Passion is the driving force behind all of the things we do. All of the worthwhile things we do, anyway. I'm a firm believer in diving headfirst into your work. Before you simultaneously roll your eyes and audibly sigh at my high school rambling, hear me out.
Passion exists in more than a romantic, dreamy, whirlwind love. In fact, if you thought this article would be solely based on how much I 'loooove my awesome boyfriend of two months!!!!, — because that's all the teenagers think about — shame on you.
I've found what I hope will prove to be a completely enveloping and fiery lifelong passion, my driving force: writing. However, your passion doesn't have to lie in what's deemed 'artsy'.

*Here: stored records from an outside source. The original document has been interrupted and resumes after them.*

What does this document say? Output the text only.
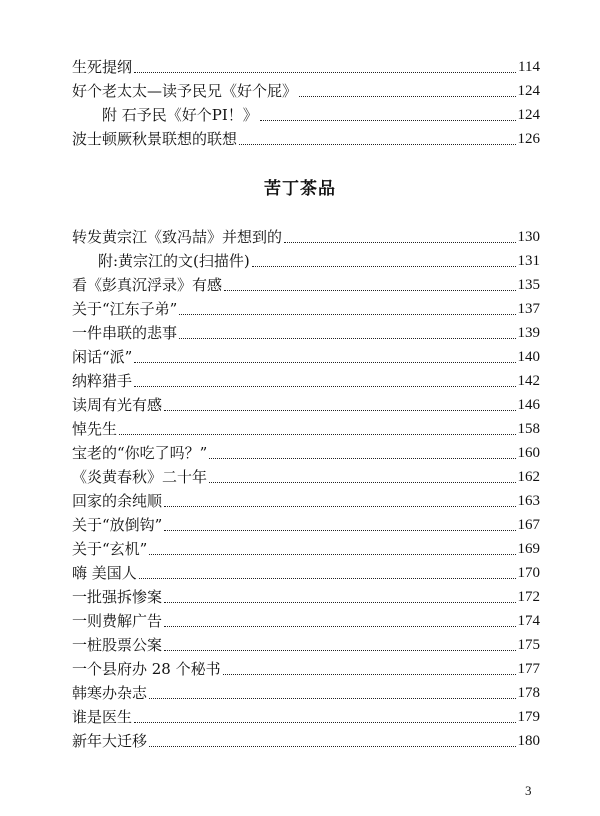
生死提纲	114
好个老太太—读予民兄《好个屁》	124
附 石予民《好个PI！》	124
波士顿厥秋景联想的联想	126
苦丁茶品
转发黄宗江《致冯喆》并想到的	130
附:黄宗江的文(扫描件)	131
看《彭真沉浮录》有感	135
关于“江东子弟”	137
一件串联的悲事	139
闲话“派”	140
纳粹猎手	142
读周有光有感	146
悼先生	158
宝老的“你吃了吗？”	160
《炎黄春秋》二十年	162
回家的余纯顺	163
关于“放倒钩”	167
关于“玄机”	169
嗨 美国人	170
一批强拆惨案	172
一则费解广告	174
一桩股票公案	175
一个县府办 28 个秘书	177
韩寒办杂志	178
谁是医生	179
新年大迁移	180
3
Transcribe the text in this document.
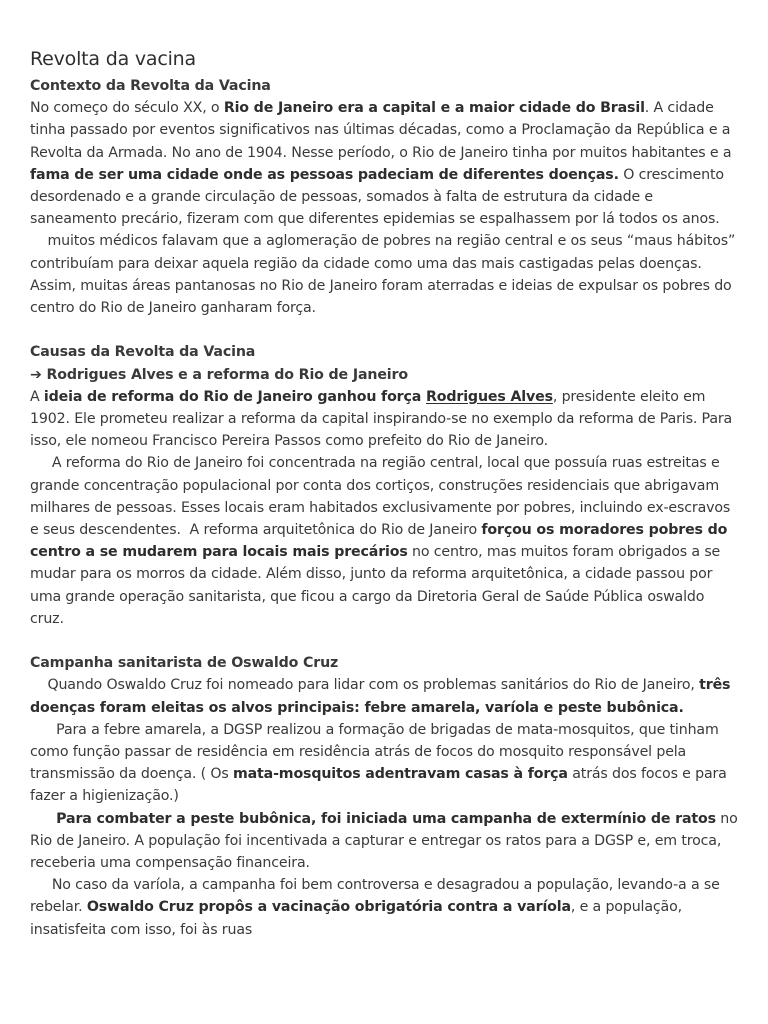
Revolta da vacina
Contexto da Revolta da Vacina

No começo do século XX, o Rio de Janeiro era a capital e a maior cidade do Brasil. A cidade tinha passado por eventos significativos nas últimas décadas, como a Proclamação da República e a Revolta da Armada. No ano de 1904. Nesse período, o Rio de Janeiro tinha por muitos habitantes e a fama de ser uma cidade onde as pessoas padeciam de diferentes doenças. O crescimento desordenado e a grande circulação de pessoas, somados à falta de estrutura da cidade e saneamento precário, fizeram com que diferentes epidemias se espalhassem por lá todos os anos.

muitos médicos falavam que a aglomeração de pobres na região central e os seus “maus hábitos” contribuíam para deixar aquela região da cidade como uma das mais castigadas pelas doenças. Assim, muitas áreas pantanosas no Rio de Janeiro foram aterradas e ideias de expulsar os pobres do centro do Rio de Janeiro ganharam força.

Causas da Revolta da Vacina
➔ Rodrigues Alves e a reforma do Rio de Janeiro

A ideia de reforma do Rio de Janeiro ganhou força Rodrigues Alves, presidente eleito em 1902. Ele prometeu realizar a reforma da capital inspirando-se no exemplo da reforma de Paris. Para isso, ele nomeou Francisco Pereira Passos como prefeito do Rio de Janeiro.

A reforma do Rio de Janeiro foi concentrada na região central, local que possuía ruas estreitas e grande concentração populacional por conta dos cortiços, construções residenciais que abrigavam milhares de pessoas. Esses locais eram habitados exclusivamente por pobres, incluindo ex-escravos e seus descendentes.  A reforma arquitetônica do Rio de Janeiro forçou os moradores pobres do centro a se mudarem para locais mais precários no centro, mas muitos foram obrigados a se mudar para os morros da cidade. Além disso, junto da reforma arquitetônica, a cidade passou por uma grande operação sanitarista, que ficou a cargo da Diretoria Geral de Saúde Pública oswaldo cruz.

Campanha sanitarista de Oswaldo Cruz

Quando Oswaldo Cruz foi nomeado para lidar com os problemas sanitários do Rio de Janeiro, três doenças foram eleitas os alvos principais: febre amarela, varíola e peste bubônica.

Para a febre amarela, a DGSP realizou a formação de brigadas de mata-mosquitos, que tinham como função passar de residência em residência atrás de focos do mosquito responsável pela transmissão da doença. ( Os mata-mosquitos adentravam casas à força atrás dos focos e para fazer a higienização.)

Para combater a peste bubônica, foi iniciada uma campanha de extermínio de ratos no Rio de Janeiro. A população foi incentivada a capturar e entregar os ratos para a DGSP e, em troca, receberia uma compensação financeira.

No caso da varíola, a campanha foi bem controversa e desagradou a população, levando-a a se rebelar. Oswaldo Cruz propôs a vacinação obrigatória contra a varíola, e a população, insatisfeita com isso, foi às ruas
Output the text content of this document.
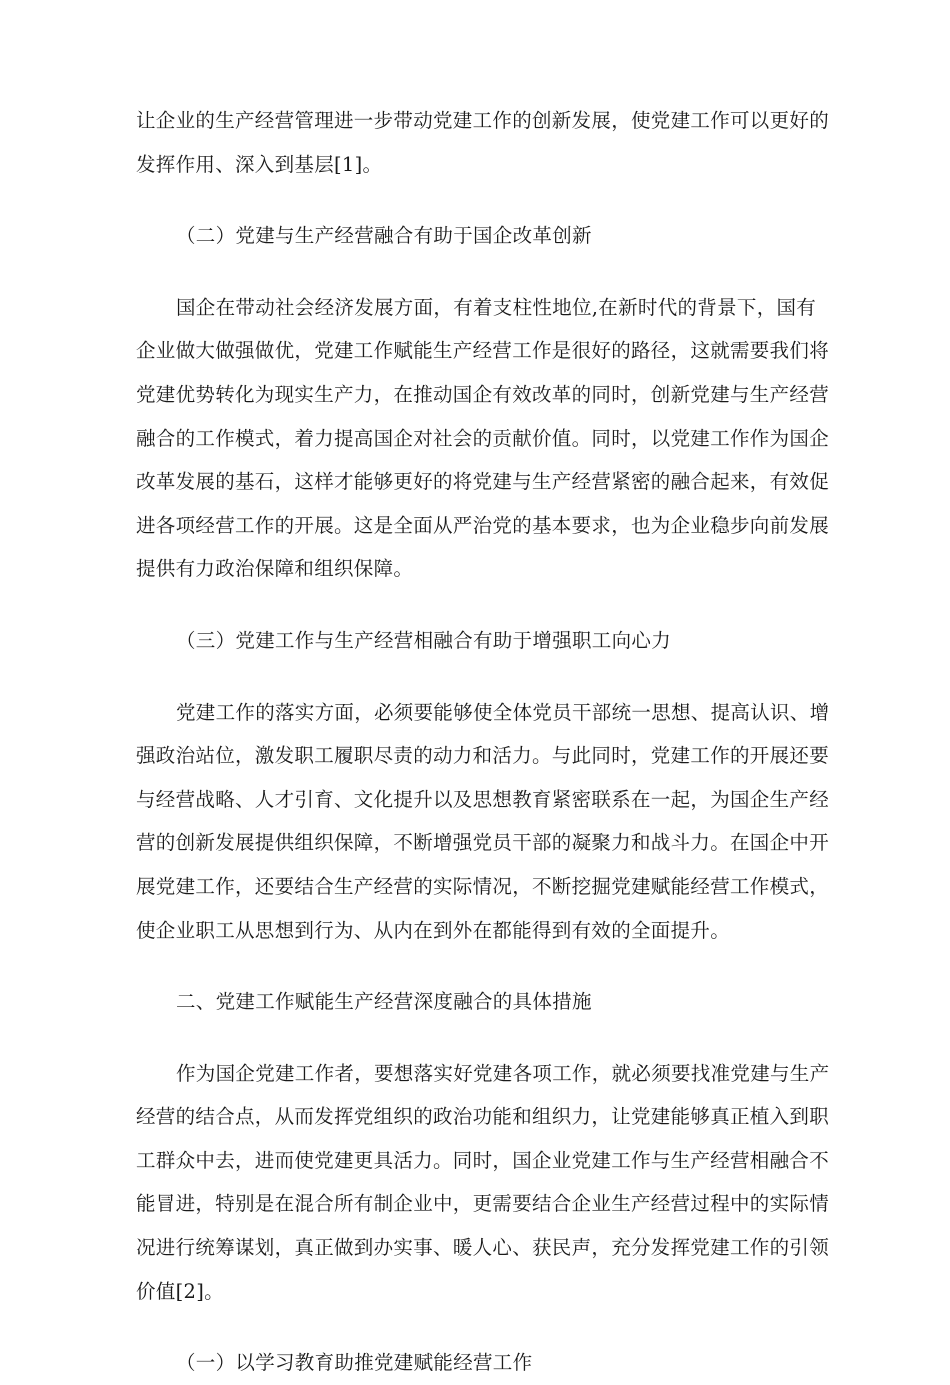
让企业的生产经营管理进一步带动党建工作的创新发展，使党建工作可以更好的
发挥作用、深入到基层[1]。
（二）党建与生产经营融合有助于国企改革创新
国企在带动社会经济发展方面，有着支柱性地位,在新时代的背景下，国有
企业做大做强做优，党建工作赋能生产经营工作是很好的路径，这就需要我们将
党建优势转化为现实生产力，在推动国企有效改革的同时，创新党建与生产经营
融合的工作模式，着力提高国企对社会的贡献价值。同时，以党建工作作为国企
改革发展的基石，这样才能够更好的将党建与生产经营紧密的融合起来，有效促
进各项经营工作的开展。这是全面从严治党的基本要求，也为企业稳步向前发展
提供有力政治保障和组织保障。
（三）党建工作与生产经营相融合有助于增强职工向心力
党建工作的落实方面，必须要能够使全体党员干部统一思想、提高认识、增
强政治站位，激发职工履职尽责的动力和活力。与此同时，党建工作的开展还要
与经营战略、人才引育、文化提升以及思想教育紧密联系在一起，为国企生产经
营的创新发展提供组织保障，不断增强党员干部的凝聚力和战斗力。在国企中开
展党建工作，还要结合生产经营的实际情况，不断挖掘党建赋能经营工作模式，
使企业职工从思想到行为、从内在到外在都能得到有效的全面提升。
二、党建工作赋能生产经营深度融合的具体措施
作为国企党建工作者，要想落实好党建各项工作，就必须要找准党建与生产
经营的结合点，从而发挥党组织的政治功能和组织力，让党建能够真正植入到职
工群众中去，进而使党建更具活力。同时，国企业党建工作与生产经营相融合不
能冒进，特别是在混合所有制企业中，更需要结合企业生产经营过程中的实际情
况进行统筹谋划，真正做到办实事、暖人心、获民声，充分发挥党建工作的引领
价值[2]。
（一）以学习教育助推党建赋能经营工作
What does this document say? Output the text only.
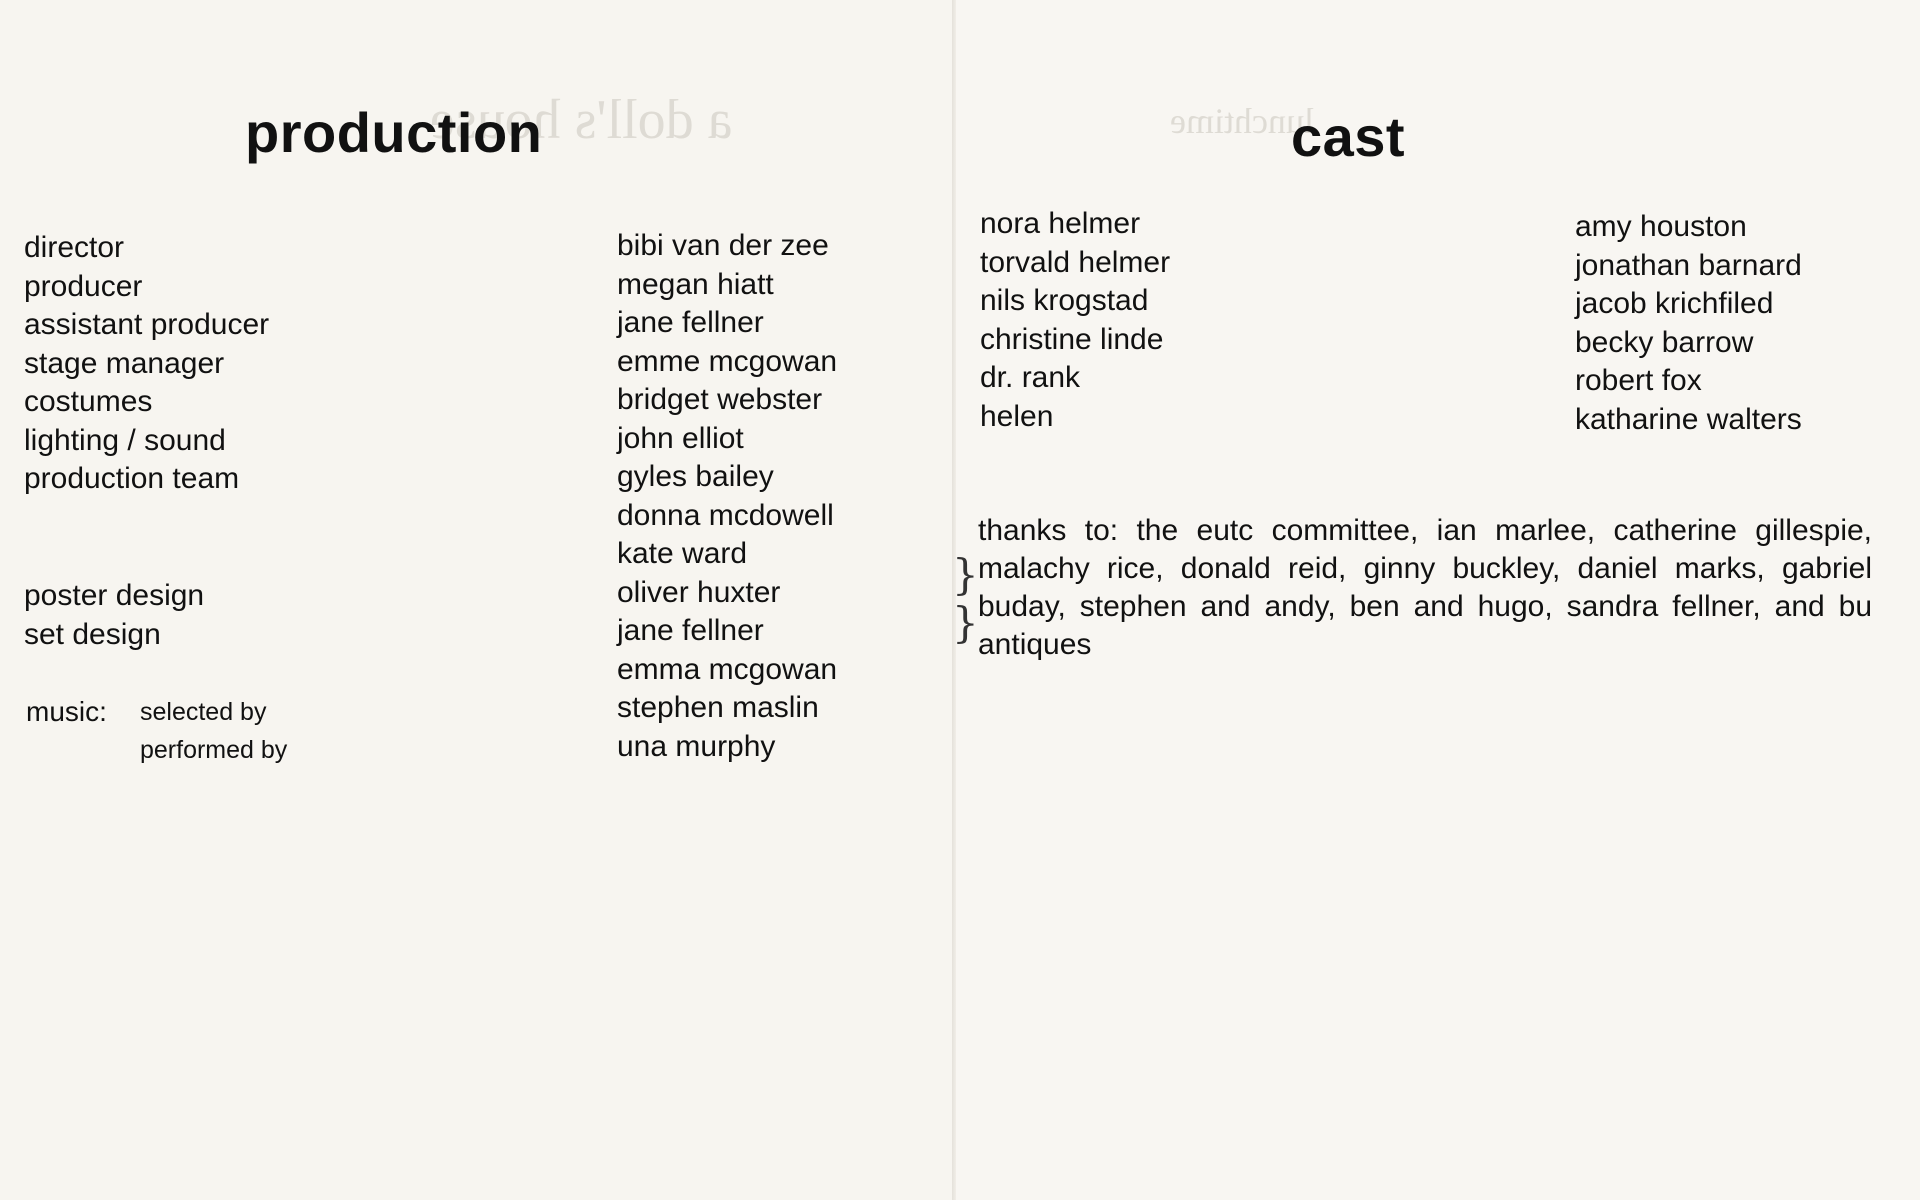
a doll's house	lunchtime
production
director
producer
assistant producer
stage manager
costumes
lighting / sound
production team
poster design
set design
music: selected by
performed by
bibi van der zee
megan hiatt
jane fellner
emme mcgowan
bridget webster
john elliot
gyles bailey
donna mcdowell
kate ward
oliver huxter
jane fellner
emma mcgowan
stephen maslin
una murphy
cast
nora helmer
torvald helmer
nils krogstad
christine linde
dr. rank
helen
amy houston
jonathan barnard
jacob krichfiled
becky barrow
robert fox
katharine walters
}
}

thanks to: the eutc committee, ian marlee, catherine gillespie, malachy rice, donald reid, ginny buckley, daniel marks, gabriel buday, stephen and andy, ben and hugo, sandra fellner, and bu antiques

In order to explain, let me meander for just one moment. Math absolutely blows my mind. Leaves me completely and utterly boggled. Dumbstruck. Speechless. And those are the nicer words I'd use. Therefore, when I see a student who loves math and can solve any problem, I have to ask why. The most general, however eloquent, response I receive is the answer is always right in front of you.
Although I wish I could say I enjoy taking part in such a practiced and meticulous activity, I can't. Instead of chalking it up to simply being a mathematical failure, I like to claim that I like something more mysterious (sounds good, right?), something less thought out. It all depends on what lights your fire.
I believe the same about sports, which is precisely why even though I love football, I refuse to watch the NFL. In college ball, regardless of whether it's C.J. Spiller sprinting down the field (good luck with him, Buffalo!) or the monster Eric Berry from Tennessee is taking down a guy ready to run, they're playing with passion. In the NFL, I think that not all, but a lot of passion is lost and replaced with a sense of pride that verges on egoism and materialism.
Maybe it's just another excuse for my being a sore loser. I play tennis and if you've never played, you may not guess that it gets ugly. Being the self-refereed game it is, you'll often see me muttering under my breath and shaking my head in disbelief that the ball was not, in fact, on the line. This self-proclaimed passion relieves my conscience ever-so-slightly when I recollect the time or two I took a swipe at the air with my racket and the few minutes I undoubtedly had to spend at the fence taking deep breaths.
Another passion of mine happens to be politics and the biggest contributing factor to my confessed hotheadedness. I'll save my political opinions for a different column (watch out, Nancy Pelosi, I'm after you first). The point is just to have something that just gets you wired. Pick an issue, an activity, anything that makes you feel.
After all, what's really worth putting effort into if you're not passionate? Working with a lack of passion only produces mediocre work, which doesn't happen to be a particularly admirable habit to form.
Apathy kills your brain, your soul, your heart. So get out there. Find a passion. Go on, dive in.
Morgan Scarboro is a student at Apalachee High School and a contributing columnist for the Barrow Journal.